Her şey çözüldü derken bu kez Skype konuşmaları 'sızdırıldı'
Kaşıkçı cinayetine ilişkin hemen tüm bilgileri paylaştığı düşünülen Türk makamları, Suudi Arabistan'dan gelen 'İlgili 15 kişiyi yargı önüne çıkaracağız.
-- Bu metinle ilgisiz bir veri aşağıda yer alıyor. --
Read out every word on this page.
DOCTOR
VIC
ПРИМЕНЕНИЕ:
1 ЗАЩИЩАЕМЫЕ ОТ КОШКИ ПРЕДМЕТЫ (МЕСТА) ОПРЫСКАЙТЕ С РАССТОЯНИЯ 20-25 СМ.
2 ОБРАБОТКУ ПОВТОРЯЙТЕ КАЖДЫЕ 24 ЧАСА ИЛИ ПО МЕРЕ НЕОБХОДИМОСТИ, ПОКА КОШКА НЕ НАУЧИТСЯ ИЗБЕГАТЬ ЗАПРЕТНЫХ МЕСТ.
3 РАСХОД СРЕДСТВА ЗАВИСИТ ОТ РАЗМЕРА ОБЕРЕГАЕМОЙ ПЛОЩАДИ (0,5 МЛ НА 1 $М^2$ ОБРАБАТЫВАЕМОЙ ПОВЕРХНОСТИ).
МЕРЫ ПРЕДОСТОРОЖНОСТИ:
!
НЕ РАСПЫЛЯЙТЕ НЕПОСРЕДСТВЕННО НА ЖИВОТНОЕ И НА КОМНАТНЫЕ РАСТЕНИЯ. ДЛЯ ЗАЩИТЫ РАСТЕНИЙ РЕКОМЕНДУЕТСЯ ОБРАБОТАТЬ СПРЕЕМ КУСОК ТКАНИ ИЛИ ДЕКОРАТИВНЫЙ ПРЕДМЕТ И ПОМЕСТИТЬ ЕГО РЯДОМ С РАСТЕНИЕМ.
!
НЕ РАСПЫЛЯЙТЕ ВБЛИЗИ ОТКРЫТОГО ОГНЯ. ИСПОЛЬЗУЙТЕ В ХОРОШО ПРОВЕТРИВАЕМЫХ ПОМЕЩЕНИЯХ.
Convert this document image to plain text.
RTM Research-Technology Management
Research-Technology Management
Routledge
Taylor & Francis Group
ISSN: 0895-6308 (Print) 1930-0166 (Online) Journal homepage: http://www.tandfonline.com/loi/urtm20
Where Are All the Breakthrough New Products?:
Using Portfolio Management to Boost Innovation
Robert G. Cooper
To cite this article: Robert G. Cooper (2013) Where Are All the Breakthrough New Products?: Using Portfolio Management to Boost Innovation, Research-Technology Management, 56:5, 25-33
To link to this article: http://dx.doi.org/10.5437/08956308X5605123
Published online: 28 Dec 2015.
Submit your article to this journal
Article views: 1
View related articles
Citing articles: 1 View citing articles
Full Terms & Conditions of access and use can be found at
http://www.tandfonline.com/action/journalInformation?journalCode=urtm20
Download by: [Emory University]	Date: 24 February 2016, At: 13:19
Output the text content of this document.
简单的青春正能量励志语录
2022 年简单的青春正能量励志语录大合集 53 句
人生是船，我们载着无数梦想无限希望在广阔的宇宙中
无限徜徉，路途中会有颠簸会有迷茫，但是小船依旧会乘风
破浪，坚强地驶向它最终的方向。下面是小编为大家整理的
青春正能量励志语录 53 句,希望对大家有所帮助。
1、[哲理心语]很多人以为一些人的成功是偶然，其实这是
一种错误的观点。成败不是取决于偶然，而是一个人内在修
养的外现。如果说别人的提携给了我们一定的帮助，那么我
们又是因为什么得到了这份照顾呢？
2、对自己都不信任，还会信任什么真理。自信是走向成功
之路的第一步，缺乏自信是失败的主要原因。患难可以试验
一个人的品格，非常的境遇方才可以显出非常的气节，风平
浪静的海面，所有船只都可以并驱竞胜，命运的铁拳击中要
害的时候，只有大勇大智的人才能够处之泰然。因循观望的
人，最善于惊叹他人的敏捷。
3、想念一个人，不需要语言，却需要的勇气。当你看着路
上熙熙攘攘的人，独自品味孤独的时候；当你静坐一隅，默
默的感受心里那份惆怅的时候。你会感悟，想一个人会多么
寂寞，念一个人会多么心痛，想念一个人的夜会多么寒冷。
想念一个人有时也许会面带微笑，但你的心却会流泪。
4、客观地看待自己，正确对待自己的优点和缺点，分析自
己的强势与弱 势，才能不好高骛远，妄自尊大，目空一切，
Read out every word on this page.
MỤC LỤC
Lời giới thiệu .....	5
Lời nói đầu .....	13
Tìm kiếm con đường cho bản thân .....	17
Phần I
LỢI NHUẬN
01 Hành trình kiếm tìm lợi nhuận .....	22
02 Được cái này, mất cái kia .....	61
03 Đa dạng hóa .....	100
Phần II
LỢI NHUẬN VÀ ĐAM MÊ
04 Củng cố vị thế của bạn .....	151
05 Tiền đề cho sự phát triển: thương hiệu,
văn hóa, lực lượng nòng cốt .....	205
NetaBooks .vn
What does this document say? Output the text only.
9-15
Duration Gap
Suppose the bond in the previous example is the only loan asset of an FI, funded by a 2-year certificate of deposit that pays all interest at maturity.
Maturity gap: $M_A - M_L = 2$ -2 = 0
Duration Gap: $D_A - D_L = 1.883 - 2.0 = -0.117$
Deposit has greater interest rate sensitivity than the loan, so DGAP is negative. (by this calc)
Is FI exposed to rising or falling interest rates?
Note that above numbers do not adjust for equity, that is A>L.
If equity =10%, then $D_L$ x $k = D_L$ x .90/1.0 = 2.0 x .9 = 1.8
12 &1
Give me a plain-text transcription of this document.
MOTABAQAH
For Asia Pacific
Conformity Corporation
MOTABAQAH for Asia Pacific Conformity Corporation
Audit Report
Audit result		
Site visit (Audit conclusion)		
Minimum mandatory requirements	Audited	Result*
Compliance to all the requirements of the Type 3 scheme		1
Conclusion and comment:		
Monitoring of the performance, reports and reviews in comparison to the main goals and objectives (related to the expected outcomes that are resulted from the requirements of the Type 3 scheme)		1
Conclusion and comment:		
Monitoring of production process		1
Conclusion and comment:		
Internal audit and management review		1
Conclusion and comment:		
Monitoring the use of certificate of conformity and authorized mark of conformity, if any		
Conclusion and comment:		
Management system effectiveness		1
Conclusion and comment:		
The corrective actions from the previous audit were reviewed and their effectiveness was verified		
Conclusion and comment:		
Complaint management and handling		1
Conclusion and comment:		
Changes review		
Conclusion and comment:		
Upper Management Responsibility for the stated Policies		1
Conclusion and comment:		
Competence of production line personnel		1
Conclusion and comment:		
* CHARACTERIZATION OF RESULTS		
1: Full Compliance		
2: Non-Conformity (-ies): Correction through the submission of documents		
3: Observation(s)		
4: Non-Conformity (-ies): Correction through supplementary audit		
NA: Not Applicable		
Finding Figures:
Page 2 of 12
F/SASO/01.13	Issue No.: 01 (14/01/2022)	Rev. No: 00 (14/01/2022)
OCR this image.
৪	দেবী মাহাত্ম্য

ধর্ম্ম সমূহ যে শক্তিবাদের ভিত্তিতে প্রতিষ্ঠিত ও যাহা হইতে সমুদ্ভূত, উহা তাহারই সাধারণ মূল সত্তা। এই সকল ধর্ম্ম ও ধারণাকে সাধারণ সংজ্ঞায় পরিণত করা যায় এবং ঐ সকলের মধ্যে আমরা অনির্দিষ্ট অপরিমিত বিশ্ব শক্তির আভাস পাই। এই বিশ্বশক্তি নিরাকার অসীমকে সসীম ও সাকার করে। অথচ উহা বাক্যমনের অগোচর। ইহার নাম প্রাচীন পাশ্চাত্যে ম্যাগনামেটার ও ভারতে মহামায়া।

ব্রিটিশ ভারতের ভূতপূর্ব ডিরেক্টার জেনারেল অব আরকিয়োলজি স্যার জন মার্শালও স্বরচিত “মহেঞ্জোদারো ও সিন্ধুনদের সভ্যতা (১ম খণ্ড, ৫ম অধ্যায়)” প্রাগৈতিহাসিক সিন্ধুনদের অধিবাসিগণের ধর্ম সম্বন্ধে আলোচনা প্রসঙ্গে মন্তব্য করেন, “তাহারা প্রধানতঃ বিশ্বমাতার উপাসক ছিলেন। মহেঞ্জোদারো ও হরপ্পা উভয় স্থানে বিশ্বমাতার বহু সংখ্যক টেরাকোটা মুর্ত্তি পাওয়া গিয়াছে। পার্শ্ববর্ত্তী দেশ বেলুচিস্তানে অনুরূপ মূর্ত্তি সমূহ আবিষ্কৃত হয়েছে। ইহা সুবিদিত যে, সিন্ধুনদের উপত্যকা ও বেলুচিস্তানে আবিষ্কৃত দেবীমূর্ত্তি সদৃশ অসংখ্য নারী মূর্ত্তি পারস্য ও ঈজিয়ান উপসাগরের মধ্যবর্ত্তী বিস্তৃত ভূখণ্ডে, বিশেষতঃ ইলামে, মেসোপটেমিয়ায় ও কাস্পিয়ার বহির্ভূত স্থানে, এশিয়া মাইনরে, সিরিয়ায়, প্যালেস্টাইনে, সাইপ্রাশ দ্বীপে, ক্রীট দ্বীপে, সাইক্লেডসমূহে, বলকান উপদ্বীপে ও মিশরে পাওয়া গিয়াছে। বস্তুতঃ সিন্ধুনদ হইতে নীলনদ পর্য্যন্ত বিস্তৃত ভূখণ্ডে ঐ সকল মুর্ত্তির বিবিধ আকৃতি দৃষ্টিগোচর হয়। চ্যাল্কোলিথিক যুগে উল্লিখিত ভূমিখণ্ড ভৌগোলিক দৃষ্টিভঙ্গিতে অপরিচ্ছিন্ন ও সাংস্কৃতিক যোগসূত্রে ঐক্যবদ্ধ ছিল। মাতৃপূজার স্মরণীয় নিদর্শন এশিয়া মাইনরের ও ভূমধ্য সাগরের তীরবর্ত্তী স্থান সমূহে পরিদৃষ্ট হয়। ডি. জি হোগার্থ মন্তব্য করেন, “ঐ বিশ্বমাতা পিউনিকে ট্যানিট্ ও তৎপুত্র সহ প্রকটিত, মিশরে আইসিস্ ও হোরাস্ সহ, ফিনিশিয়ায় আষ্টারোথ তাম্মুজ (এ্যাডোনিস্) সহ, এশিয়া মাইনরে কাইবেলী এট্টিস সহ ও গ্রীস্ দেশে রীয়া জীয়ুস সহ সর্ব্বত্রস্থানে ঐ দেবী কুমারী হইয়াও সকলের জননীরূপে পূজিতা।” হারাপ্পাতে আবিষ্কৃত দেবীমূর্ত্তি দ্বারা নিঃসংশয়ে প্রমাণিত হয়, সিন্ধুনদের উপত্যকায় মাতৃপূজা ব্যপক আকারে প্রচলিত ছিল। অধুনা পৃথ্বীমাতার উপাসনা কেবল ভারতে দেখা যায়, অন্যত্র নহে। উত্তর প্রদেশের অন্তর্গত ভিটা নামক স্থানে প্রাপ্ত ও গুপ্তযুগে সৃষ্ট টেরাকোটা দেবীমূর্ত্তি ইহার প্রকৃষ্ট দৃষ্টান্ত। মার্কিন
Bazı isimleri de görevden aldık' açıklamasını 'cılız' bularak dün yeni bir hamle yaptı.
Aynı kaynak Kahtani'nin "bana bu köpeğin kafasını getirin" cümlesini kurduğunu da açıklayarak, Suudi tarafının Türk güvenlik kaynaklarındaki kaydın gerçekliğini net bir şekilde bilmesini istedi.
Telefon trafiği ile de 'sobelendiler'
Kaşıkçı olayını sürekli gündemde tutan Türk güvenlik kaynakları son olarak Konsoloslukta yaşananların sadece infaz timi ve Kaşıkçı arasında geçmediğini, tüm yaşananların ABD'den Arabistan'a kadar çok geniş alanda adeta 'naklen' takip edildiğini de ortaya koydu.
- Bu kapsamda yine 'El Cezire'ye bilgi veren bir kaynak' üzerinden süreci yöneten Türkiye, suikast timinin başında olduğu bilinen Maher Abdulaziz Mutreb’in vahşi cinayetten sonra 4 kez aradığı ismin Veliaht Prens Selman'ın Ofis Müdürü Bedr el Asakir olduğunu dünyaya duyurdu.